Is Your Content Richly Cross-Linked?
Context is important for search engine crawlers and part of the context is provided by relevant links between content. As Googlebot traverses your site it will make note of which pages link together and try to figure out how they are related to each other. Each link into a page provides it with more exposure to the search engines.
Internal cross linking architectures are a complex topic, and it’s possible to overdo it. Check out this article from Moz for more detailed information.
Are You Hiding Your Best Content In Sliders?
Sliders can be a great way to display information, but they can also be a great way to hide it. As a general rule, if you really need your users to see a particular piece of content or branding, don’t put it into a slider. It’s become much more popular to spread out information over longer pages that users have to scroll through – the iPhone 5S page being a prominent example.

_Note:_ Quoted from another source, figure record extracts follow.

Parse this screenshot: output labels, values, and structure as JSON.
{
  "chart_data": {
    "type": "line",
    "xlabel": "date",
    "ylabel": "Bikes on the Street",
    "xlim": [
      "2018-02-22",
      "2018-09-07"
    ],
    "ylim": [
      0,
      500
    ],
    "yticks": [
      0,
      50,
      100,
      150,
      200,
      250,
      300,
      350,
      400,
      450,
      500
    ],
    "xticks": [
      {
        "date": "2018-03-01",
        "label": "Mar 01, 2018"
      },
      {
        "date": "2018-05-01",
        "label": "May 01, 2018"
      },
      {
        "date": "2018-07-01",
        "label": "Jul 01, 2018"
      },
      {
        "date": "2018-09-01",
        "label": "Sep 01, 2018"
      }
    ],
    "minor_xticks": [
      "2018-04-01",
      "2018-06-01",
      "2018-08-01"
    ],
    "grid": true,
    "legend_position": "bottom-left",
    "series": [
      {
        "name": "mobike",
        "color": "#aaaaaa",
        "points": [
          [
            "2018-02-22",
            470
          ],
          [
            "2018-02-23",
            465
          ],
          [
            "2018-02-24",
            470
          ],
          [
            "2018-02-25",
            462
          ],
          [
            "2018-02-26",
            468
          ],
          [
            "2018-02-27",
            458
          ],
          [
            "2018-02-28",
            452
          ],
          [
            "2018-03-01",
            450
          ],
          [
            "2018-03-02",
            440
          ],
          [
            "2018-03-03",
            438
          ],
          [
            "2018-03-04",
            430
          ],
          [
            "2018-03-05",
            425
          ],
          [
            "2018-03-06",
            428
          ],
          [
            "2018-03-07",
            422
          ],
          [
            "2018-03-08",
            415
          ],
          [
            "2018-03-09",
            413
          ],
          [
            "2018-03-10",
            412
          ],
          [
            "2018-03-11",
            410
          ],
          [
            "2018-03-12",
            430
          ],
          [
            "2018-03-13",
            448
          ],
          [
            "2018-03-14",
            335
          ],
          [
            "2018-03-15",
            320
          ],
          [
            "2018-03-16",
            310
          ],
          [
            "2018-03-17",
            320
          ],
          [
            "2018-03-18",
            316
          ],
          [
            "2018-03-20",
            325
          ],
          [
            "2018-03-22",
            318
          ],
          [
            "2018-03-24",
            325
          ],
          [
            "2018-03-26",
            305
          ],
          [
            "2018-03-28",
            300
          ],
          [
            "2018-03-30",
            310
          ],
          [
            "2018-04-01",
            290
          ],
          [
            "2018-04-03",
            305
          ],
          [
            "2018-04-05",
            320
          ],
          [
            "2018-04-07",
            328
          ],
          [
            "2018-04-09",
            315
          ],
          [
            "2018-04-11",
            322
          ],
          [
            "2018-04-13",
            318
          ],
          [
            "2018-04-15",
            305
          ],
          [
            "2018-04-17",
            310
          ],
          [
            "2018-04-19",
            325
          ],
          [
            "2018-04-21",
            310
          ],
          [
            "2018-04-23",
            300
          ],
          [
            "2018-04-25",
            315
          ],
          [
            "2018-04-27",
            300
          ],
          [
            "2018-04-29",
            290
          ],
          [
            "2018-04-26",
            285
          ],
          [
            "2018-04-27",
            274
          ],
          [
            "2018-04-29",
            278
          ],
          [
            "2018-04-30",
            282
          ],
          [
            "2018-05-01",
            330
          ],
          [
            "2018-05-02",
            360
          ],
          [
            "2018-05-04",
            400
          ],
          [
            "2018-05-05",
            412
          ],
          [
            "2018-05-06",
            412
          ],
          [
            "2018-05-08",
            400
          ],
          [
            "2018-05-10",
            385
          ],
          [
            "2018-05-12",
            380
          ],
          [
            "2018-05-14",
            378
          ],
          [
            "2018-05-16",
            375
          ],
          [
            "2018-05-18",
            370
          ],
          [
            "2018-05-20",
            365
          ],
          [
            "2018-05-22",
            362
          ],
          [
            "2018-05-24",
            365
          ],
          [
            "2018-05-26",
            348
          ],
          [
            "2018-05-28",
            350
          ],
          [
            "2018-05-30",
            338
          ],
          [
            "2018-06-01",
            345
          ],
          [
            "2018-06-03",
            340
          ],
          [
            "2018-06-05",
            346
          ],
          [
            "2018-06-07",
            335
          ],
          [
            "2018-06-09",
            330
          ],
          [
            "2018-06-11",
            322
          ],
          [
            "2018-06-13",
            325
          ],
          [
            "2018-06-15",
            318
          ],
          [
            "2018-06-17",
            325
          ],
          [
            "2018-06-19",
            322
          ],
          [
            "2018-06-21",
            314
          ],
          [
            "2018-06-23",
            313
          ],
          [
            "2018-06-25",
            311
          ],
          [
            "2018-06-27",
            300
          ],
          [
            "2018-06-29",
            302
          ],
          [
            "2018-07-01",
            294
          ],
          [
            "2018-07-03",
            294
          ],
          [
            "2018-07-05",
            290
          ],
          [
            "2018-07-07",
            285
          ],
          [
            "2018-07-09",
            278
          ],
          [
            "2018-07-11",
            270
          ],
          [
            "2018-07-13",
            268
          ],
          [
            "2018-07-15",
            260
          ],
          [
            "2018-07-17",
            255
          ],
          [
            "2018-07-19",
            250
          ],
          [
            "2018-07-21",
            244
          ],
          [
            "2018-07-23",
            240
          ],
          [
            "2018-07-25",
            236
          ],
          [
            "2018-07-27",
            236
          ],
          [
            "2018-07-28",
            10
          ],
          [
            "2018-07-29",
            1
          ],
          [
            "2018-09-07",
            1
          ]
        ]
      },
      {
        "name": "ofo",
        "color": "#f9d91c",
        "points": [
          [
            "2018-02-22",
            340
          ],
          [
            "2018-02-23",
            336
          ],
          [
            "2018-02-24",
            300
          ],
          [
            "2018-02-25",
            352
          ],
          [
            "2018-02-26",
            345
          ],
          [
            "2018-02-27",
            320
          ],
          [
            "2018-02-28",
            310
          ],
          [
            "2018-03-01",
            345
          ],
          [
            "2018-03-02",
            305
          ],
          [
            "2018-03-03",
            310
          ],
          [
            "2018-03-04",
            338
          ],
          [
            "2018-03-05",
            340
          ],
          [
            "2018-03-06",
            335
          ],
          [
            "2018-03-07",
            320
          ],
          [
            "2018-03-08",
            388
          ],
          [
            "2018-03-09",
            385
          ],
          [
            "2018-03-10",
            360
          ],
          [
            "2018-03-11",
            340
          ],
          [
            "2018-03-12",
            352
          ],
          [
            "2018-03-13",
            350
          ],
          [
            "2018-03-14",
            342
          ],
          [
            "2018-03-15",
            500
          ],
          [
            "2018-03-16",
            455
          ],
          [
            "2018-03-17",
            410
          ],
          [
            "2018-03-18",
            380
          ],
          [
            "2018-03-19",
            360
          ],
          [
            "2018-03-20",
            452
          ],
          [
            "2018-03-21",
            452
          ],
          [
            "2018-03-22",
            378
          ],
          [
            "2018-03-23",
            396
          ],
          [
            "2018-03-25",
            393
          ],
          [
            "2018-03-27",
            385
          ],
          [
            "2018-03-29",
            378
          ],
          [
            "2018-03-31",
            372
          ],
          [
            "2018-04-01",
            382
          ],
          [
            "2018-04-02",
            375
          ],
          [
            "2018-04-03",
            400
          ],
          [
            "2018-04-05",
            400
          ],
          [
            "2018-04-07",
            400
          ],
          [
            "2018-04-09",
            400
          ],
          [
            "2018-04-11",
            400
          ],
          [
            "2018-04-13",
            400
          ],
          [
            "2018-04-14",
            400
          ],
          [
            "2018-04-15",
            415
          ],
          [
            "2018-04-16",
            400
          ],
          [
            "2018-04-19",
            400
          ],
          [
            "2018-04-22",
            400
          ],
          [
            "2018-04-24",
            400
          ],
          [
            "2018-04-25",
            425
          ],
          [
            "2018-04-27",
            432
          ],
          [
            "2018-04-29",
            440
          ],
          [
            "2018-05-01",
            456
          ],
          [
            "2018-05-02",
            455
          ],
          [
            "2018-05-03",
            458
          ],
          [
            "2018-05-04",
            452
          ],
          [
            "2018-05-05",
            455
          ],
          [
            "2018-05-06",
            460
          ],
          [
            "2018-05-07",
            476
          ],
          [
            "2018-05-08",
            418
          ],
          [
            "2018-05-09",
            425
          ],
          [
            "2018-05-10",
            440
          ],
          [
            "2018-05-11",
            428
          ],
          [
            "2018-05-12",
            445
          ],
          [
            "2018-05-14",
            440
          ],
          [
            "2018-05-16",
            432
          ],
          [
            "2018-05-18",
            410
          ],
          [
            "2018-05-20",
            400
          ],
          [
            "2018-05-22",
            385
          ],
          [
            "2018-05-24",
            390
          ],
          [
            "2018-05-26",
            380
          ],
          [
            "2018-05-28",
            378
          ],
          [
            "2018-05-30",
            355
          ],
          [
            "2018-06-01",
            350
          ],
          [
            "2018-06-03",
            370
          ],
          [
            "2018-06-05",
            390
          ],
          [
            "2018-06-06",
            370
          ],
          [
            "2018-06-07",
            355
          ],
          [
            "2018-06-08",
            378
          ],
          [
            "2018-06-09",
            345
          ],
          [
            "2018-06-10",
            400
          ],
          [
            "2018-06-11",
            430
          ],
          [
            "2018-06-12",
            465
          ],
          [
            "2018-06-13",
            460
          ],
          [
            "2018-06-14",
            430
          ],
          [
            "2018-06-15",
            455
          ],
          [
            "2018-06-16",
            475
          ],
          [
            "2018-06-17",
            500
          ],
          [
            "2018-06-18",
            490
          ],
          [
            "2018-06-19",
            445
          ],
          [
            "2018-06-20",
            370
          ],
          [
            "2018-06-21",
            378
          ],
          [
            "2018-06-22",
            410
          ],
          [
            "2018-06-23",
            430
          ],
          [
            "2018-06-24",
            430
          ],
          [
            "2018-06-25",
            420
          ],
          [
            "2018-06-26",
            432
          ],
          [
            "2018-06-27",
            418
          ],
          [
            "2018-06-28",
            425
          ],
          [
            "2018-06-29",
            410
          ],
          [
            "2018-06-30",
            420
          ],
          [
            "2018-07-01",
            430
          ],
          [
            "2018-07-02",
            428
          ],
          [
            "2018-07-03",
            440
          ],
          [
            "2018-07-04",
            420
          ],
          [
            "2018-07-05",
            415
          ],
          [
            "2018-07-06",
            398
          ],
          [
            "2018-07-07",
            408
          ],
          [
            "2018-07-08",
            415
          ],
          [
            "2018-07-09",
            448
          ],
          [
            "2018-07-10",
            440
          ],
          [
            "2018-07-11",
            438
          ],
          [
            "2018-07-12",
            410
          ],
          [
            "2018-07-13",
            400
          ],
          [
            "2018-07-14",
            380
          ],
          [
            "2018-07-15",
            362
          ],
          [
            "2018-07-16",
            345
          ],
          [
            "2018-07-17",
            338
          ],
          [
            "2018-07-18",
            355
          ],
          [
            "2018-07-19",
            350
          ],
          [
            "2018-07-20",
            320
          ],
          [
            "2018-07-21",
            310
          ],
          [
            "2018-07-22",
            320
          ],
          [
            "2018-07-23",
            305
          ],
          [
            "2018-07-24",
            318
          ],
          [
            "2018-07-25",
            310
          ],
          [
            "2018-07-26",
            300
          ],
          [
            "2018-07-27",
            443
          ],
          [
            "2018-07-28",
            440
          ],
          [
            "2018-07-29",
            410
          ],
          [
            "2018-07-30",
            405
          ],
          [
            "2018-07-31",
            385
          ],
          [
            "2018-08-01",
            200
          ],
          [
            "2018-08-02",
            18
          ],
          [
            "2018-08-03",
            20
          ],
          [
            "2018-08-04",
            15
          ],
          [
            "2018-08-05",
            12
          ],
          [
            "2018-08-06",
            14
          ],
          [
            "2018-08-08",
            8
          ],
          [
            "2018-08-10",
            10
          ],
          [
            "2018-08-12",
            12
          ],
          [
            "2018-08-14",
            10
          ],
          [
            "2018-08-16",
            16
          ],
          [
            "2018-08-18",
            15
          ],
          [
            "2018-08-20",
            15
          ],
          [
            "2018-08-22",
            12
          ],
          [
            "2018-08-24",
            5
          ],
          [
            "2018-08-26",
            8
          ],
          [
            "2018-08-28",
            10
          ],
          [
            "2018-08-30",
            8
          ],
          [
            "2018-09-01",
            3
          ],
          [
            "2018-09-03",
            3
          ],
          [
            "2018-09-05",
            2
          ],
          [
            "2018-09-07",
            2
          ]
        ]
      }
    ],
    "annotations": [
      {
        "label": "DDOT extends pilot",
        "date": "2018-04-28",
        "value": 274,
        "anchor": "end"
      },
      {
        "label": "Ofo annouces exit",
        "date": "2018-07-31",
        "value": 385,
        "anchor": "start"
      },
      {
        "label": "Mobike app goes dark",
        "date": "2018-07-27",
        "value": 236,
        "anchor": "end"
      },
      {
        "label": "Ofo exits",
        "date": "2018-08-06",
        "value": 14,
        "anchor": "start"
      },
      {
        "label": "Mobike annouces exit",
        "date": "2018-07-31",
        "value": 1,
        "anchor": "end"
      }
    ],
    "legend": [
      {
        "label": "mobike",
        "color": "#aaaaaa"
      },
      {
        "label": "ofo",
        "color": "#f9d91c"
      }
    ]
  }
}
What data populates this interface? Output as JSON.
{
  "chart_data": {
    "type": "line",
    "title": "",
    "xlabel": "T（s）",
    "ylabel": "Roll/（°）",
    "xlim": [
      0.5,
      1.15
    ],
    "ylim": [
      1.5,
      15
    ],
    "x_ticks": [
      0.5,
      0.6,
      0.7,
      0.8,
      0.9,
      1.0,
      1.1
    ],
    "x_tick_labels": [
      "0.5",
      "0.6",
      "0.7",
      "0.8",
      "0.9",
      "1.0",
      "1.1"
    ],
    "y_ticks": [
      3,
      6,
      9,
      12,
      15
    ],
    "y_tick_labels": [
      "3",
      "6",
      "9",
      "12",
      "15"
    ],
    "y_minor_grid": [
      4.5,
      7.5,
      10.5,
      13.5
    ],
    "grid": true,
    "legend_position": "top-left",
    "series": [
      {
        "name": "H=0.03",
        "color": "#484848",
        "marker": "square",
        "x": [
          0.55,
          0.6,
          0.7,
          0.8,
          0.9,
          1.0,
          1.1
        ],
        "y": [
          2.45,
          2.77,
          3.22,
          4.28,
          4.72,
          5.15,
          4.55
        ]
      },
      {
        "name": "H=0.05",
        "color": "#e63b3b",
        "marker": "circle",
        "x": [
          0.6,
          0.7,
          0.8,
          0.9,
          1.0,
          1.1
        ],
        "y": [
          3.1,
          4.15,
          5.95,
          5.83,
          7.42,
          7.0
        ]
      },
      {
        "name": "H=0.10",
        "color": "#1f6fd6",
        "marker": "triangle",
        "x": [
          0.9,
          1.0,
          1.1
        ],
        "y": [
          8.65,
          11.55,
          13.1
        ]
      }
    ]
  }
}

Don’t be afraid to make users scroll; it’s natural for them to do so, which isn’t the case with clicking through sliders.
Website architecture is a complex subject, but like the related fields of SEO and CRO, it’s not difficult to understand the basic concepts involved. If you remember only two things from this article, remember:
All content and conversion goals on a site should be reachable in a small number of clicks.
If you can’t get to it with a link, neither can Googlebot.